I'm trying to understand Slide 35 of Joan Birman's presentation on Lorenz knots, available here: https://www.math.columbia.edu/~jb/Lorenz-general-audience.pdf
I'm struggling with this particular bit. Let $G=\pi_1(S^3\smallsetminus \mathcal{T}) = \langle U,V: U^2=V^3\rangle$ be the fundamental group of the trefoil knot complement. She says that every free homotopy class of $G$ is represented by the cyclic word in $U$ and $V$ of the form $W=C^kUV^{\epsilon_1}....UV^{\epsilon_r}$ where $\epsilon_i=\pm1$ and $C=U^2=V^3$ generates the center of $G$.
My questions:
1) I don't see where she gets this particular presentation of the free homotopy class from.
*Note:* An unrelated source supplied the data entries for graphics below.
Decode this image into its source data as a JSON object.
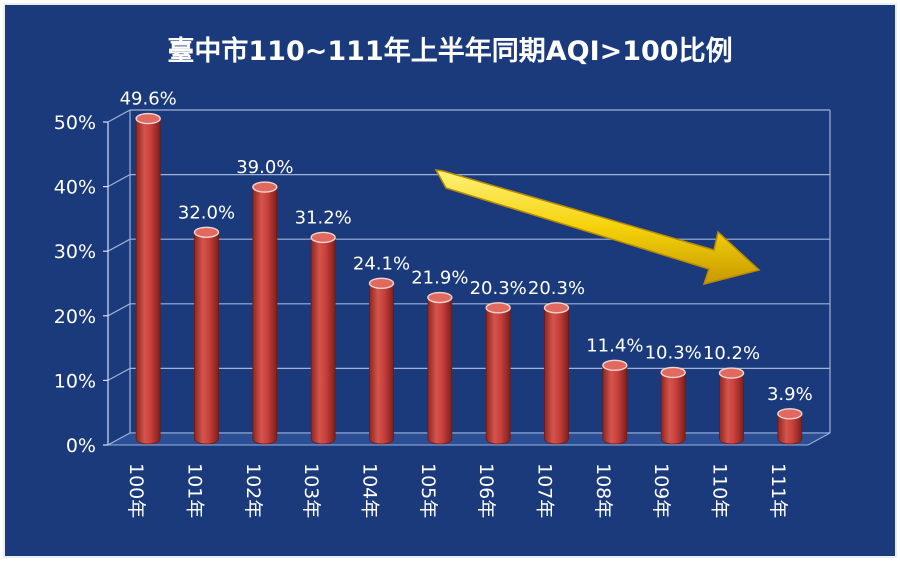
{
  "chart_data": {
    "type": "bar",
    "title": "臺中市110~111年上半年同期AQI>100比例",
    "categories": [
      "100年",
      "101年",
      "102年",
      "103年",
      "104年",
      "105年",
      "106年",
      "107年",
      "108年",
      "109年",
      "110年",
      "111年"
    ],
    "values": [
      49.6,
      32.0,
      39.0,
      31.2,
      24.1,
      21.9,
      20.3,
      20.3,
      11.4,
      10.3,
      10.2,
      3.9
    ],
    "data_labels": [
      "49.6%",
      "32.0%",
      "39.0%",
      "31.2%",
      "24.1%",
      "21.9%",
      "20.3%",
      "20.3%",
      "11.4%",
      "10.3%",
      "10.2%",
      "3.9%"
    ],
    "yticks": [
      "0%",
      "10%",
      "20%",
      "30%",
      "40%",
      "50%"
    ],
    "ylim": [
      0,
      50
    ],
    "xlabel": "",
    "ylabel": "",
    "grid": true,
    "legend": "none",
    "annotation": "downward trend arrow",
    "colors": {
      "background": "#1b3a7c",
      "border": "#ffffff",
      "bar": "#c9413d",
      "bar_top": "#e16a60",
      "text": "#ffffff",
      "arrow": "#f5d20a"
    }
  }
}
My guess is that this might have something to do with the fact that the fundamental group of the trefoil knot complement is the same as the braid group on 3 strands, $B_3$, and braid groups have a solvable word problem. So maybe that's where the presentation comes from...? I can't find the explicit justification for it though.
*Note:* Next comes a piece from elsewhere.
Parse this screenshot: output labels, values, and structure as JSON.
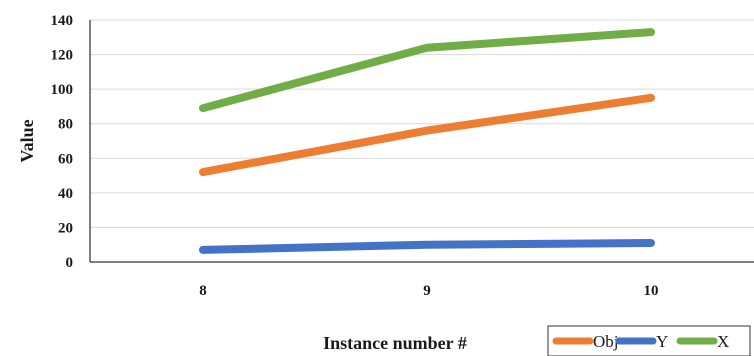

2) Just a clarification: isn't the trefoil knot complement a connected space? If so, isn't every element of the fundamental group a free homotopy class since all fundamental groups of a connected space is isomorphic, regardless of the base-point? If so,then Birman's presentation is true for all elements of the fundamental group and not just a special class of them, right?